In [1]:
from pyspark import SparkConf, SparkContext

In [2]:
conf = SparkConf().setMaster("local").setAppName("App")
sc = SparkContext(conf=conf)

In [3]:
# 上传本地文件到hdfs spark目录下
# hadoop fs -copyFromLocal /data/data.txt /spark/  
lines = sc.textFile('hdfs://localhost:9000/spark/data.txt')

In [4]:
# 统计单词的数量
wordCount = lines.flatMap(lambda line: line.split(" ")).map(lambda word: (word,1)).reduceByKey(lambda a, b : a + b)
wordCount.collect()

[('one', 2), ('two', 2), ('three', 2), ('four', 2), ('five', 2), ('six', 1)]

In [5]:
# 统计字符的数量 
lineLengths = lines.map(lambda s:len(s)) 
lineLengths.reduce(lambda a, b: a + b)

47

In [6]:
# 统计包含'e'的行的数量
lines.filter(lambda line: 'e' in line).count()

4

In [7]:
# 找出单行文本中包含单词数量的最大值
lines.map(lambda line: len(line.split(" "))).reduce(lambda a, b: (a > b and a or b))

3

In [8]:
# 持久化
slist = ["Hadoop", "Spark", "Hive"]
rdd = sc.parallelize(slist)
rdd.cache()
rdd.count()

3

In [9]:
','.join(rdd.collect())

'Hadoop,Spark,Hive'

In [10]:
# 键值对RDD 从文件中加载
pairRDD1 = lines.flatMap(lambda line: line.split(" ")).map(lambda word: (word,1))

In [11]:
# 并行集合创建RDD
pairRDD2 = rdd.map(lambda word: (word, 1))

In [12]:
# 合并具有相同键的值
pairRDD1.reduceByKey(lambda a, b: a+b).collect()

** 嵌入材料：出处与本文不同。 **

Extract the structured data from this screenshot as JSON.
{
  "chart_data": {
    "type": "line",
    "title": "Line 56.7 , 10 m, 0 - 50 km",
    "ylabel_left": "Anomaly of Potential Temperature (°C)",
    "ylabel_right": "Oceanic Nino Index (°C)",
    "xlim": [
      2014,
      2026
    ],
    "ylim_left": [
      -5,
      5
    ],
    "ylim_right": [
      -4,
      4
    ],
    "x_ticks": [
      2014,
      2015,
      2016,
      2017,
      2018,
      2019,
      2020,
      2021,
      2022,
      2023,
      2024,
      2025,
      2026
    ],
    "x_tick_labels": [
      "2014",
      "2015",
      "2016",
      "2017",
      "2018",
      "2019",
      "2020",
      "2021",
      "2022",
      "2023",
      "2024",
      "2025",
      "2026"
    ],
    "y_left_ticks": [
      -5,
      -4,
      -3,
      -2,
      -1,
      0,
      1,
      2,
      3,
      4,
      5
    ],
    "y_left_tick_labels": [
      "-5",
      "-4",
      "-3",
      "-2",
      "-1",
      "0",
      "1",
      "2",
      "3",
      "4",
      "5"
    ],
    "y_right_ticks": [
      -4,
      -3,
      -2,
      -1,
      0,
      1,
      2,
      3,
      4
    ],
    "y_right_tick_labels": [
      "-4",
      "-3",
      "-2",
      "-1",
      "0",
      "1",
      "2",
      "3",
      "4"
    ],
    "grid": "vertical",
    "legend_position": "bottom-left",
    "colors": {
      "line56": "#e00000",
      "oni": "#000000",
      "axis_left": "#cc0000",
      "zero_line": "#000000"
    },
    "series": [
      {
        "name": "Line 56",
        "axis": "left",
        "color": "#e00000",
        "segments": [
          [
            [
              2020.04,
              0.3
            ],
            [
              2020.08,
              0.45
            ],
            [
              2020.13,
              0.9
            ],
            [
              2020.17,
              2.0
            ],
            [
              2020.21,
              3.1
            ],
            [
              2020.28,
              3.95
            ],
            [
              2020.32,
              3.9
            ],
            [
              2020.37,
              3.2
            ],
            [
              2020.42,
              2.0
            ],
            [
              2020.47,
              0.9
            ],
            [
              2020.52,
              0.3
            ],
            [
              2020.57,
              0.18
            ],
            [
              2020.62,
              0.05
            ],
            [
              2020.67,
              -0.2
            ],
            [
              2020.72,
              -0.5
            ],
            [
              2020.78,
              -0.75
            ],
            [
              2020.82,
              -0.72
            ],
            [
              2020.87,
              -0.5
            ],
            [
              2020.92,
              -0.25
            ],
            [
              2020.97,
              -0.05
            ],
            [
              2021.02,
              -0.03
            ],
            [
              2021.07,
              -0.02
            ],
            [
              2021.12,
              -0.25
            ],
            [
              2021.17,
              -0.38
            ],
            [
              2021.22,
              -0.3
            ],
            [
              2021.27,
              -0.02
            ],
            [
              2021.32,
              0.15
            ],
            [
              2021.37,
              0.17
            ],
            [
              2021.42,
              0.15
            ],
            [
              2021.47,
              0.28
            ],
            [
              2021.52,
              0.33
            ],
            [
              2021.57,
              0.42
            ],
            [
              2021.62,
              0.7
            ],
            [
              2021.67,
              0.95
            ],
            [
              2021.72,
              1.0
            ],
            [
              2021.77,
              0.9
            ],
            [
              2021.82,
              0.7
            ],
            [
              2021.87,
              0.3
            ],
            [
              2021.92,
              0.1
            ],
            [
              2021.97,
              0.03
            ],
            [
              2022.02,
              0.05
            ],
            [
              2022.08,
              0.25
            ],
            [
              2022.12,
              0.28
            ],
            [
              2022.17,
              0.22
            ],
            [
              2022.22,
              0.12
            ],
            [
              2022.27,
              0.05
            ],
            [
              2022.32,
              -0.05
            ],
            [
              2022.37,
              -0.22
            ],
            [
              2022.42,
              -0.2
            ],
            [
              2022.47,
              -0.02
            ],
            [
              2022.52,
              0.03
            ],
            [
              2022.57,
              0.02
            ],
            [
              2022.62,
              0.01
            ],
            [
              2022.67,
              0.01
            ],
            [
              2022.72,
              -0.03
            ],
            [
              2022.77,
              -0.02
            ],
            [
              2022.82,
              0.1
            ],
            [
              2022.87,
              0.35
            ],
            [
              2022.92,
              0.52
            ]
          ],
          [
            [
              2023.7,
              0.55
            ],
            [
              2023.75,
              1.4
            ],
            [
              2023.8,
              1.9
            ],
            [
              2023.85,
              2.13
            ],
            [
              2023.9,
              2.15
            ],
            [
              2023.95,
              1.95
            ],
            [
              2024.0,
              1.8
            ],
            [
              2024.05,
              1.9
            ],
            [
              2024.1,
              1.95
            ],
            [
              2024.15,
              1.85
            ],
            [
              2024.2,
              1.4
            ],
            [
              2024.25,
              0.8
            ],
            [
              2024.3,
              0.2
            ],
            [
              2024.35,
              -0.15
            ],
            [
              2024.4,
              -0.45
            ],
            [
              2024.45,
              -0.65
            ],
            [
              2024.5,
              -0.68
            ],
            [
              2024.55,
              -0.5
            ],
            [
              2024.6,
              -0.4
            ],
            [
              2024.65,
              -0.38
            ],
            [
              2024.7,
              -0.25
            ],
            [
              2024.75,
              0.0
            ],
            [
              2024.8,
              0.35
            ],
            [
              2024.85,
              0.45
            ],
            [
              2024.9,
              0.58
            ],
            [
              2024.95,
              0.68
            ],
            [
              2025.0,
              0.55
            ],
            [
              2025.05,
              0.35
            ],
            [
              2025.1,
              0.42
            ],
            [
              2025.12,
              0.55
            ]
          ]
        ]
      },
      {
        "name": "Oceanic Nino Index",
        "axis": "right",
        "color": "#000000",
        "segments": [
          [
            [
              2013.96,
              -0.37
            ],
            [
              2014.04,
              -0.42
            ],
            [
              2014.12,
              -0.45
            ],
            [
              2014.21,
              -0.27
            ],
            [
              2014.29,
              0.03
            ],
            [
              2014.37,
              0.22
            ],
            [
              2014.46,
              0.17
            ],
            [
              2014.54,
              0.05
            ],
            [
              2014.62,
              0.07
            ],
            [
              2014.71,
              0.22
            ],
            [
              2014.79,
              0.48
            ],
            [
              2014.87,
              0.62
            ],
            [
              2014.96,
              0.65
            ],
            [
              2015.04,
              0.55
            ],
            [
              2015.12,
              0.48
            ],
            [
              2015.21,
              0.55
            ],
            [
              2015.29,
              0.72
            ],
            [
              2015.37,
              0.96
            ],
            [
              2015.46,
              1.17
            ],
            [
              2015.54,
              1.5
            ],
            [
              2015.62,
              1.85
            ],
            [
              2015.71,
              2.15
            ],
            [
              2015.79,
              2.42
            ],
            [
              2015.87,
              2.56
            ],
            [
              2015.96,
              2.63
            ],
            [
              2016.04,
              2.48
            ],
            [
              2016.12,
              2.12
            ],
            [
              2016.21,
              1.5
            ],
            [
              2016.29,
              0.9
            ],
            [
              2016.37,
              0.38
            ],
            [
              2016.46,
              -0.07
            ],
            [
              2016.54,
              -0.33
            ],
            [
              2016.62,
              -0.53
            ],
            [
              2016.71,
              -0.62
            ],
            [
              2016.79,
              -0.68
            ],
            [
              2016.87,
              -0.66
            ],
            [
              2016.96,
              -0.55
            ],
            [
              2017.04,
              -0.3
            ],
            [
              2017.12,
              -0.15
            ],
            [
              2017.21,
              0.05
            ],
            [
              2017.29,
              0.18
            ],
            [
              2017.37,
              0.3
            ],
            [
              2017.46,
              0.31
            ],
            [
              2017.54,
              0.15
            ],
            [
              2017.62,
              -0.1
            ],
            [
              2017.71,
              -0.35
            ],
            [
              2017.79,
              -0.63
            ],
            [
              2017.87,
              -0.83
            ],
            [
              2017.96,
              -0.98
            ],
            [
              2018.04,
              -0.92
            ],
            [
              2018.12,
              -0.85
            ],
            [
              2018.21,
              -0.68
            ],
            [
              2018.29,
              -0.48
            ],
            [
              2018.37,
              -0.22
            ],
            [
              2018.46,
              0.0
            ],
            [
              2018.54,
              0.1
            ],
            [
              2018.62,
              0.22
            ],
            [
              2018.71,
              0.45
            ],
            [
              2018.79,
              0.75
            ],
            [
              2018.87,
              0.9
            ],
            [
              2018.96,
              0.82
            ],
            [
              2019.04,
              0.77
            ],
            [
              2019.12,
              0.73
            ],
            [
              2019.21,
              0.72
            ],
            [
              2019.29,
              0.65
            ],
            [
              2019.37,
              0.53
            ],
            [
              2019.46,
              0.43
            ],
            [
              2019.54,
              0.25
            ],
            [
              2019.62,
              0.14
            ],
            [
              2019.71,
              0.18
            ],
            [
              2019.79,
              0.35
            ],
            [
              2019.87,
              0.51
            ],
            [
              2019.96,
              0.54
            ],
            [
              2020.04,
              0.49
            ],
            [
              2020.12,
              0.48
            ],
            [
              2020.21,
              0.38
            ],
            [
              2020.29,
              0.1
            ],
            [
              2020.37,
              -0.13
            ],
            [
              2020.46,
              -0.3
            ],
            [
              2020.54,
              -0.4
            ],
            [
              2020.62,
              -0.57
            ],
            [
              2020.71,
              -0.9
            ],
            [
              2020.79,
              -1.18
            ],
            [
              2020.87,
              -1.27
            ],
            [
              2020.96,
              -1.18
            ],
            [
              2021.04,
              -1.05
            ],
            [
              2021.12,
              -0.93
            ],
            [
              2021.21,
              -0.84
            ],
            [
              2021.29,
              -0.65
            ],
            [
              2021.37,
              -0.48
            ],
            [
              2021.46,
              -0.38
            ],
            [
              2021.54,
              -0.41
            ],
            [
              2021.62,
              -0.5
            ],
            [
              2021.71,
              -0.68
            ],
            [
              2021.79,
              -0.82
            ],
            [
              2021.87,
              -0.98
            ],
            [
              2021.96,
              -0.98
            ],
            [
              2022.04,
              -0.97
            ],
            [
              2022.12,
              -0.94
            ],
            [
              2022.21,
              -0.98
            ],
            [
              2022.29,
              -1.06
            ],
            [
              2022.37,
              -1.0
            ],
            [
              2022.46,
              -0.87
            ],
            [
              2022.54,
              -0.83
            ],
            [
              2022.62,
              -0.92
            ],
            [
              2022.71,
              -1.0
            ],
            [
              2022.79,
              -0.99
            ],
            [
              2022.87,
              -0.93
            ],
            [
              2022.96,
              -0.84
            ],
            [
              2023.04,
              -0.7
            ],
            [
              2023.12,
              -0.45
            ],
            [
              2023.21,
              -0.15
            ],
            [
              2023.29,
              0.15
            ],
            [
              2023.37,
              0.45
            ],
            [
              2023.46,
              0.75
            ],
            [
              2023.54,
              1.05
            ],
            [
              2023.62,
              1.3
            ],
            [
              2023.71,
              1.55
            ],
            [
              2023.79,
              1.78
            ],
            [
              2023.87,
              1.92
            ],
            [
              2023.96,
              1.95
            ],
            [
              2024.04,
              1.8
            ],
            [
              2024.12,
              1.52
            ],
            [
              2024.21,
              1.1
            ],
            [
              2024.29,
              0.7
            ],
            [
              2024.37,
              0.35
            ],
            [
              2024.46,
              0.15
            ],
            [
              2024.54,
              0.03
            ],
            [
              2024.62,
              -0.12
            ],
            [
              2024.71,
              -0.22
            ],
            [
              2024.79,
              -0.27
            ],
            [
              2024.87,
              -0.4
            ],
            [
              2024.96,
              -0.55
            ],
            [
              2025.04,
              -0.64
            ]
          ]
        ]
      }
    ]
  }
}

[('one', 2), ('two', 2), ('three', 2), ('four', 2), ('five', 2), ('six', 1)]

In [13]:
# 对具有相同键的值进行分组
pairRDD1.groupByKey().collect()

[('one', <pyspark.resultiterable.ResultIterable at 0x1ae333ffcc0>),
 ('two', <pyspark.resultiterable.ResultIterable at 0x1ae333ff940>),
 ('three', <pyspark.resultiterable.ResultIterable at 0x1ae333ffd30>),
 ('four', <pyspark.resultiterable.ResultIterable at 0x1ae333ff198>),
 ('five', <pyspark.resultiterable.ResultIterable at 0x1ae333ffc88>),
 ('six', <pyspark.resultiterable.ResultIterable at 0x1ae333ffa90>)]

In [14]:
# 对RDD中的key返回形成新的RDD
pairRDD1.keys().collect()

['one',
 'two',
 'three',
 'four',
 'five',
 'six',
 'four',
 'five',
 'one',
 'two',
 'three']

In [15]:
# 将RDD中value返回形成新的RDD
pairRDD1.values().collect()

[1, 1, 1, 1, 1, 1, 1, 1, 1, 1, 1]

In [16]:
# 根据键进行排序
pairRDD1.sortByKey().collect()

[('five', 1),
 ('five', 1),
 ('four', 1),
 ('four', 1),
 ('one', 1),
 ('one', 1),
 ('six', 1),
 ('three', 1),
 ('three', 1),
 ('two', 1),
 ('two', 1)]

In [17]:
# 对RDD的value部分进行处理
pairRDD1.mapValues(lambda x: x + 1).collect()

[('one', 2),
 ('two', 2),
 ('three', 2),
 ('four', 2),
 ('five', 2),
 ('six', 2),
 ('four', 2),
 ('five', 2),
 ('one', 2),
 ('two', 2),
 ('three', 2)]